The Court went on to state that a more meaningful interpretation would be that the term "all freights" afforded Novorossiysk a lien on the subfreights owed by Westway. The Court reasoned that this was so because (1) such an interpretation would render the term "all freights" meaningful; (2) it was consistent with the definition of "freight" and "subfreight"; and (3) many courts have regularly used the terms "freight" and "subfreight" interchangeably regardless of whether the money was owed by a charterer or subcharterer. The Court concluded that the "term ‘subfreights’ has not become, by custom and usage, the only way to refer to compensation payable by a third party to a charterer", and that the term "all freights" in the Novorossiysk-Chemex time-charter was sufficiently explicit to provide a lien on all subfreights. Thus, the Court held that Novorossiysk had a maritime lien on the subfreights that took priority over Chembulk Trading’s Rule B attachment.

The Court’s decision was handed down over a vigorous dissent by Circuit Court Judge Garza who opined that the Court’s opinion went against the basic canon of contractual interpretation that terms in contracts be given their plain meaning. Judge Garza argued that the terms "freight" and "subfreights" have distinct meanings in the context of admiralty contracts and that the case was simply one of contractual error for which there was no judicial recourse. Judge Garza wrote, "Novorossiysk was well aware at the time it entered into the charter with Chemex of the clear distinction between freights and subfreights. If it wanted to exercise a lien over the freight promised by Westway, Novorossiysk could (and arguably should) have expressly stated so in its contract. For whatever reason, it chose not to avail itself of this opportunity."

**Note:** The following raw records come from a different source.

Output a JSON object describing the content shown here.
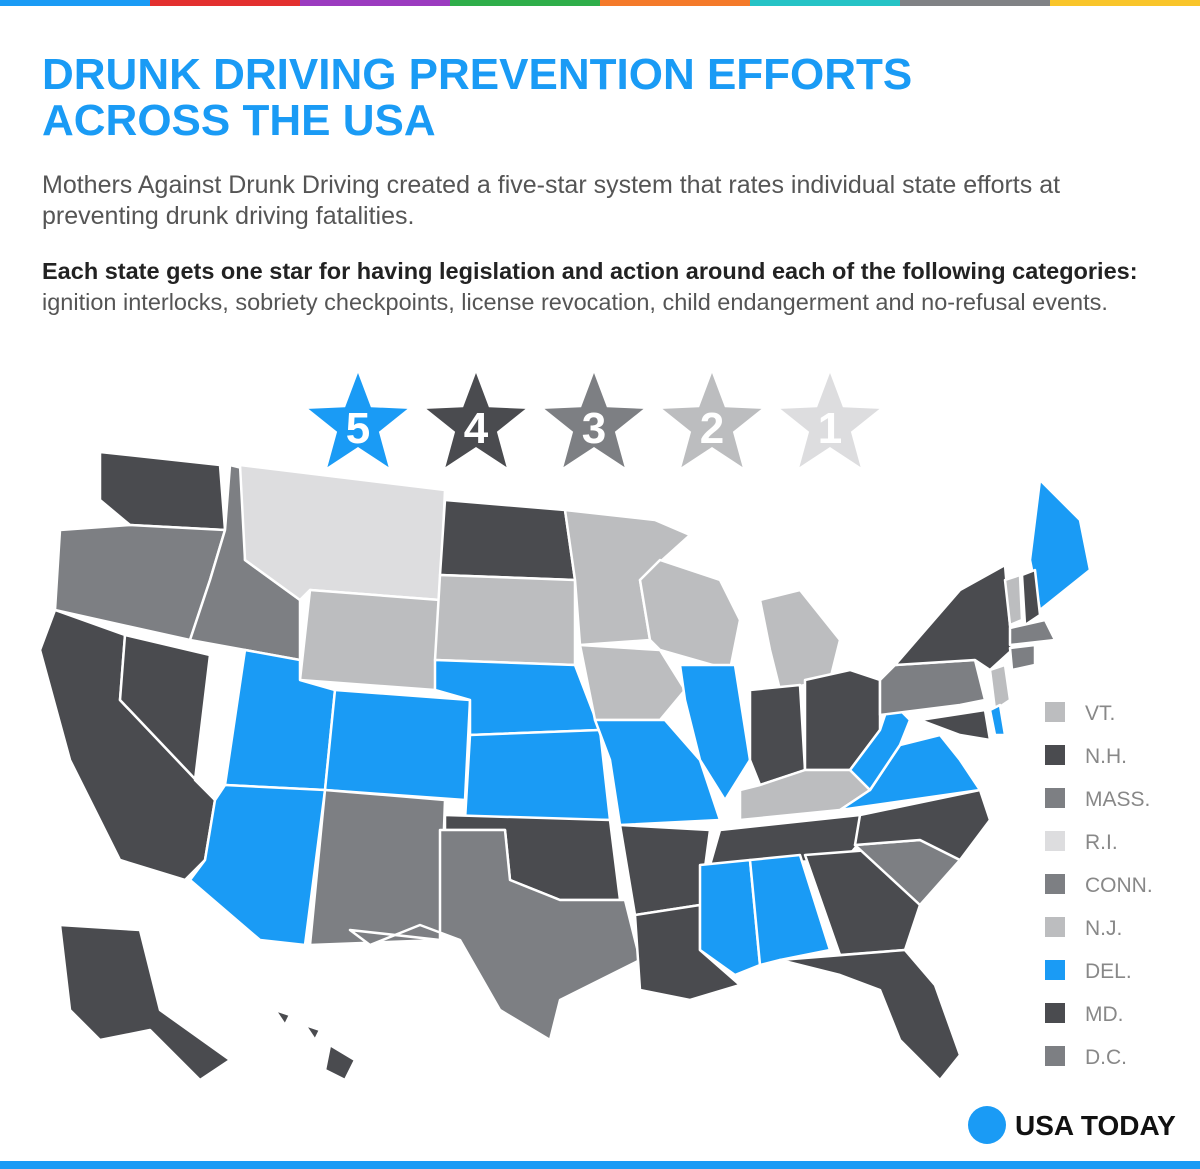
{
  "header": {
    "title": "DRUNK DRIVING PREVENTION EFFORTS ACROSS THE USA",
    "subtitle": "Mothers Against Drunk Driving created a five-star system that rates individual state efforts at preventing drunk driving fatalities.",
    "criteria_lead": "Each state gets one star for having legislation and action around each of the following categories:",
    "criteria_list": "ignition interlocks, sobriety checkpoints, license revocation, child endangerment and no-refusal events."
  },
  "rating_key": [
    {
      "stars": 5,
      "color": "#1a9bf5"
    },
    {
      "stars": 4,
      "color": "#4a4b4f"
    },
    {
      "stars": 3,
      "color": "#7d7f83"
    },
    {
      "stars": 2,
      "color": "#bcbdbf"
    },
    {
      "stars": 1,
      "color": "#dddddf"
    }
  ],
  "small_states": [
    {
      "label": "VT.",
      "stars": 2
    },
    {
      "label": "N.H.",
      "stars": 4
    },
    {
      "label": "MASS.",
      "stars": 3
    },
    {
      "label": "R.I.",
      "stars": 1
    },
    {
      "label": "CONN.",
      "stars": 3
    },
    {
      "label": "N.J.",
      "stars": 2
    },
    {
      "label": "DEL.",
      "stars": 5
    },
    {
      "label": "MD.",
      "stars": 4
    },
    {
      "label": "D.C.",
      "stars": 3
    }
  ],
  "brand": "USA TODAY"
}
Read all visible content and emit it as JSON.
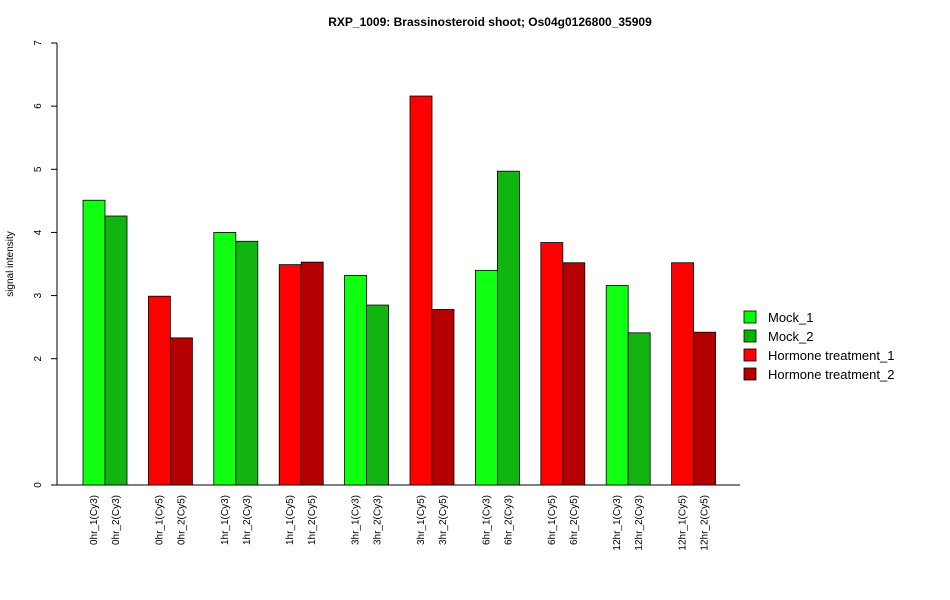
{
  "chart_data": {
    "type": "bar",
    "title": "RXP_1009: Brassinosteroid shoot; Os04g0126800_35909",
    "xlabel": "",
    "ylabel": "signal intensity",
    "ylim": [
      0,
      7
    ],
    "yticks": [
      0,
      2,
      3,
      4,
      5,
      6,
      7
    ],
    "grid": false,
    "legend_position": "right",
    "legend": [
      {
        "name": "Mock_1",
        "color": "#00ff00"
      },
      {
        "name": "Mock_2",
        "color": "#00b400"
      },
      {
        "name": "Hormone treatment_1",
        "color": "#ff0000"
      },
      {
        "name": "Hormone treatment_2",
        "color": "#b40000"
      }
    ],
    "bars": [
      {
        "label": "0hr_1(Cy3)",
        "value": 4.51,
        "color": "#11ff11"
      },
      {
        "label": "0hr_2(Cy3)",
        "value": 4.26,
        "color": "#11b411"
      },
      {
        "label": "0hr_1(Cy5)",
        "value": 2.99,
        "color": "#ff0000"
      },
      {
        "label": "0hr_2(Cy5)",
        "value": 2.33,
        "color": "#b40000"
      },
      {
        "label": "1hr_1(Cy3)",
        "value": 4.0,
        "color": "#11ff11"
      },
      {
        "label": "1hr_2(Cy3)",
        "value": 3.86,
        "color": "#11b411"
      },
      {
        "label": "1hr_1(Cy5)",
        "value": 3.49,
        "color": "#ff0000"
      },
      {
        "label": "1hr_2(Cy5)",
        "value": 3.53,
        "color": "#b40000"
      },
      {
        "label": "3hr_1(Cy3)",
        "value": 3.32,
        "color": "#11ff11"
      },
      {
        "label": "3hr_2(Cy3)",
        "value": 2.85,
        "color": "#11b411"
      },
      {
        "label": "3hr_1(Cy5)",
        "value": 6.16,
        "color": "#ff0000"
      },
      {
        "label": "3hr_2(Cy5)",
        "value": 2.78,
        "color": "#b40000"
      },
      {
        "label": "6hr_1(Cy3)",
        "value": 3.4,
        "color": "#11ff11"
      },
      {
        "label": "6hr_2(Cy3)",
        "value": 4.97,
        "color": "#11b411"
      },
      {
        "label": "6hr_1(Cy5)",
        "value": 3.84,
        "color": "#ff0000"
      },
      {
        "label": "6hr_2(Cy5)",
        "value": 3.52,
        "color": "#b40000"
      },
      {
        "label": "12hr_1(Cy3)",
        "value": 3.16,
        "color": "#11ff11"
      },
      {
        "label": "12hr_2(Cy3)",
        "value": 2.41,
        "color": "#11b411"
      },
      {
        "label": "12hr_1(Cy5)",
        "value": 3.52,
        "color": "#ff0000"
      },
      {
        "label": "12hr_2(Cy5)",
        "value": 2.42,
        "color": "#b40000"
      }
    ]
  }
}
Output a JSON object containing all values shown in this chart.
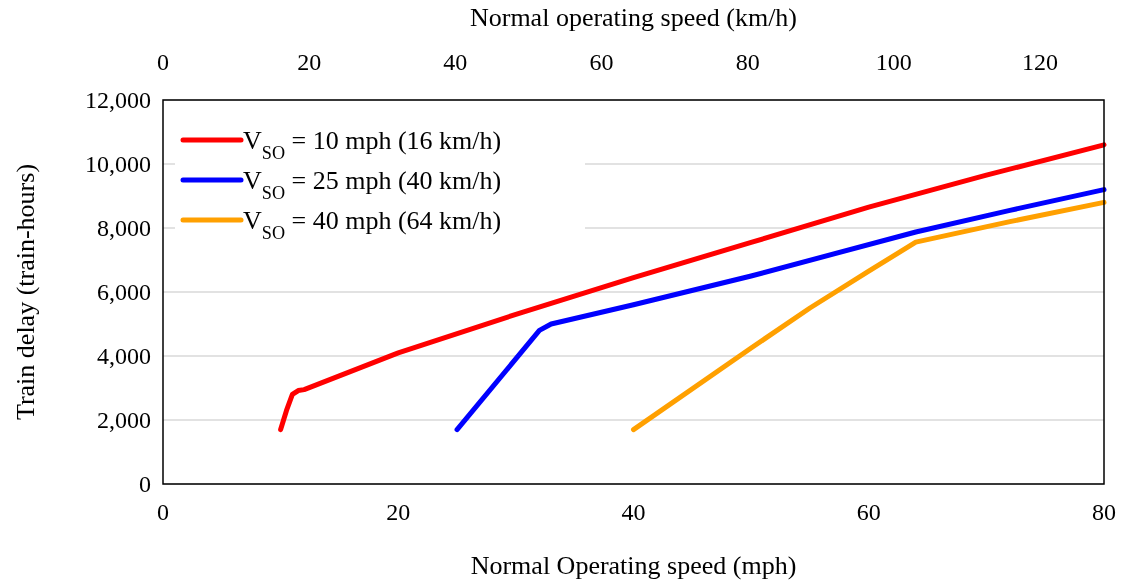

*A Rule B attachment is generally available where a plaintiff has an in personam maritime claim against a defendant and it allows the plaintiff to assert jurisdiction over a defendant through attachment of property in a jurisdiction in which the defendant cannot otherwise be found. The attachment procedure serves both to obtain jurisdiction over the defendant (to the extent of the attached property) and to secure the plaintiff’s claim.